Do relationships really matter?

The Trust-Based Commitment relationship framework opens the door to understanding previously unexplained behavior as a function of relationship motivations rather than just needs satisfaction. For instance, it explains how trust-based relationships may differentiate relatively small regional brands from more established national chains in their local markets, and why customers are willing to go out of their way to visit some retail stores but will only shop at others if convenient. It also guides companies toward targeting relationship motivations when building a basket of brand benefits.

It is important, therefore, for companies to 1) understand what it will take to deepen commitment among current customers, 2) establish strong relationships with new customers and 3) assess on whom to focus their relationship efforts and resulting benefits.
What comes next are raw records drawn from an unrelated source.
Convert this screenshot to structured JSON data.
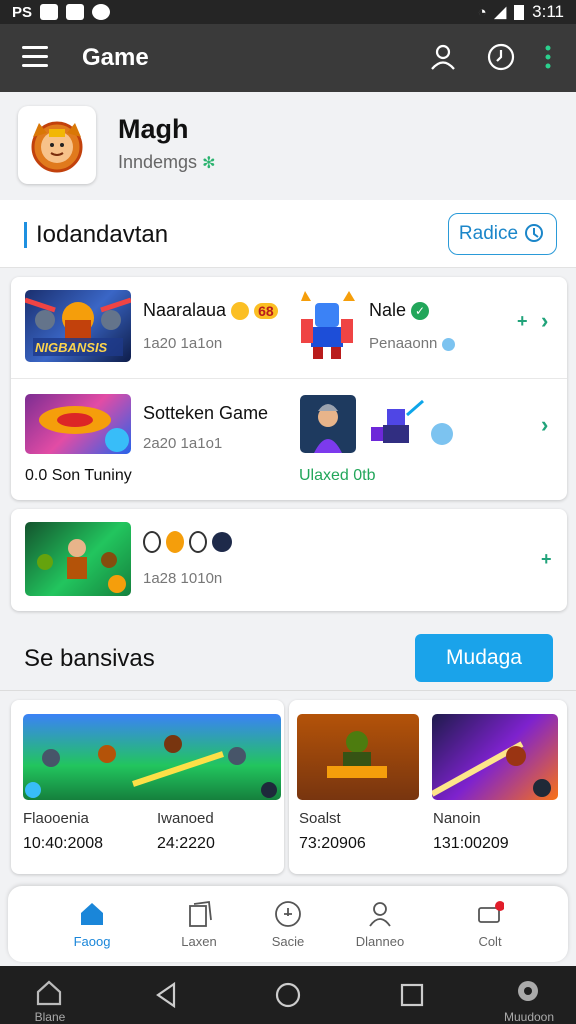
{
  "status_bar": {
    "left_text": "PS",
    "time": "3:11"
  },
  "app_bar": {
    "title": "Game"
  },
  "profile": {
    "name": "Magh",
    "subtitle": "Inndemgs"
  },
  "section1": {
    "title": "Iodandavtan",
    "button_label": "Radice"
  },
  "games": [
    {
      "title": "Naaralaua",
      "meta": "1a20 1a1on",
      "thumb_text": "NIGBANSIS",
      "badge_text": "68"
    },
    {
      "title": "Nale",
      "meta": "Penaaonn"
    },
    {
      "title": "Sotteken Game",
      "meta": "2a20 1a1o1",
      "footer": "0.0 Son Tuniny"
    },
    {
      "title": "",
      "meta": "",
      "footer": "Ulaxed 0tb"
    },
    {
      "title": "",
      "meta": "1a28 1010n"
    }
  ],
  "section2": {
    "title": "Se bansivas",
    "button_label": "Mudaga"
  },
  "browse": [
    {
      "name": "Flaooenia",
      "value": "10:40:2008"
    },
    {
      "name": "Iwanoed",
      "value": "24:2220"
    },
    {
      "name": "Soalst",
      "value": "73:20906"
    },
    {
      "name": "Nanoin",
      "value": "131:00209"
    }
  ],
  "bottom_nav": [
    {
      "label": "Faoog"
    },
    {
      "label": "Laxen"
    },
    {
      "label": "Sacie"
    },
    {
      "label": "Dlanneo"
    },
    {
      "label": "Colt"
    }
  ],
  "system_nav": {
    "left_label": "Blane",
    "right_label": "Muudoon"
  },
  "colors": {
    "accent": "#1aa3ea",
    "green": "#21a37a",
    "appbar": "#3a3a3a"
  }
}
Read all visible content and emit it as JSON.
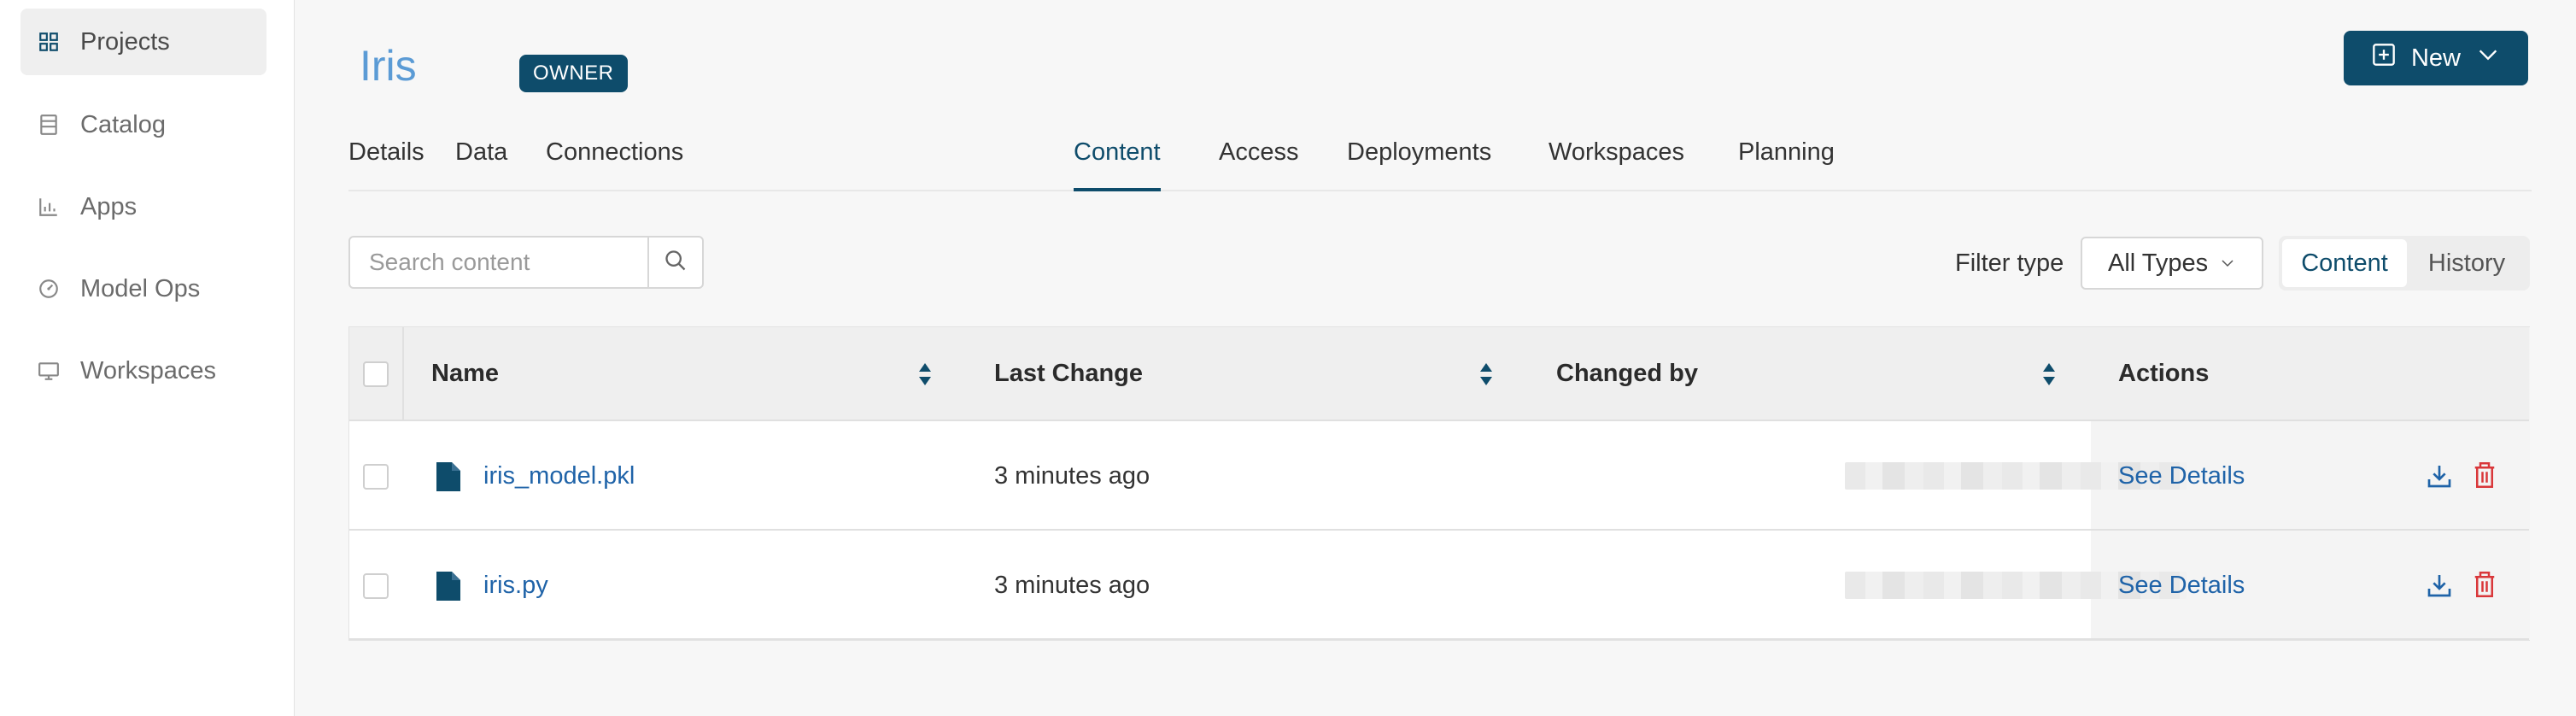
{
  "sidebar": {
    "items": [
      {
        "label": "Projects",
        "icon": "grid-icon",
        "active": true
      },
      {
        "label": "Catalog",
        "icon": "book-icon"
      },
      {
        "label": "Apps",
        "icon": "bar-chart-icon"
      },
      {
        "label": "Model Ops",
        "icon": "gauge-icon"
      },
      {
        "label": "Workspaces",
        "icon": "monitor-icon"
      }
    ]
  },
  "header": {
    "title": "Iris",
    "badge": "OWNER",
    "new_button": "New"
  },
  "tabs": [
    "Details",
    "Data",
    "Connections",
    "Content",
    "Access",
    "Deployments",
    "Workspaces",
    "Planning"
  ],
  "active_tab": "Content",
  "toolbar": {
    "search_placeholder": "Search content",
    "filter_label": "Filter type",
    "filter_value": "All Types",
    "view_toggle": [
      "Content",
      "History"
    ],
    "active_view": "Content"
  },
  "table": {
    "columns": [
      "Name",
      "Last Change",
      "Changed by",
      "Actions"
    ],
    "rows": [
      {
        "name": "iris_model.pkl",
        "last_change": "3 minutes ago",
        "changed_by": "",
        "action": "See Details"
      },
      {
        "name": "iris.py",
        "last_change": "3 minutes ago",
        "changed_by": "",
        "action": "See Details"
      }
    ]
  },
  "colors": {
    "accent": "#0e4c6b",
    "link": "#1f63a8",
    "title": "#5b9bd5",
    "delete": "#d9373a"
  }
}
Questions such as “Is a brand transformation required?” or “Will performance adjustments enhance an already strong position?” are answered only in light of a solid relationship framework that clearly articulates relationship strength and its antecedents: trust and satisfaction.

Once relationship measures are established and measured, companies can map their positions in competitive space, and marketing prescriptions and opportunities are then implied. For instance, companies whose customers have strong functional but weak personal connections will be required to focus on performance diagnostics and innovation, while those with strong personal connections to the exclusion of functional connections must be most careful with their image (Figure 8). Also, customers with strong personal connections respond more favorably to brand extensions and premium pricing, while disconnected customers rely heavily on competitive pricing and sales promotion.

Ultimately, brands which have established functional connections in the market and have earned personal connections with their customers can have confidence that steps taken to fortify and build their market positions will be more positively received by their committed base. In this way, Trust-Based Commitment not only models a more direct connection between customer attitudes and behavior, but also reveals customer motivations previously hidden underneath a veil of anemic customer measures.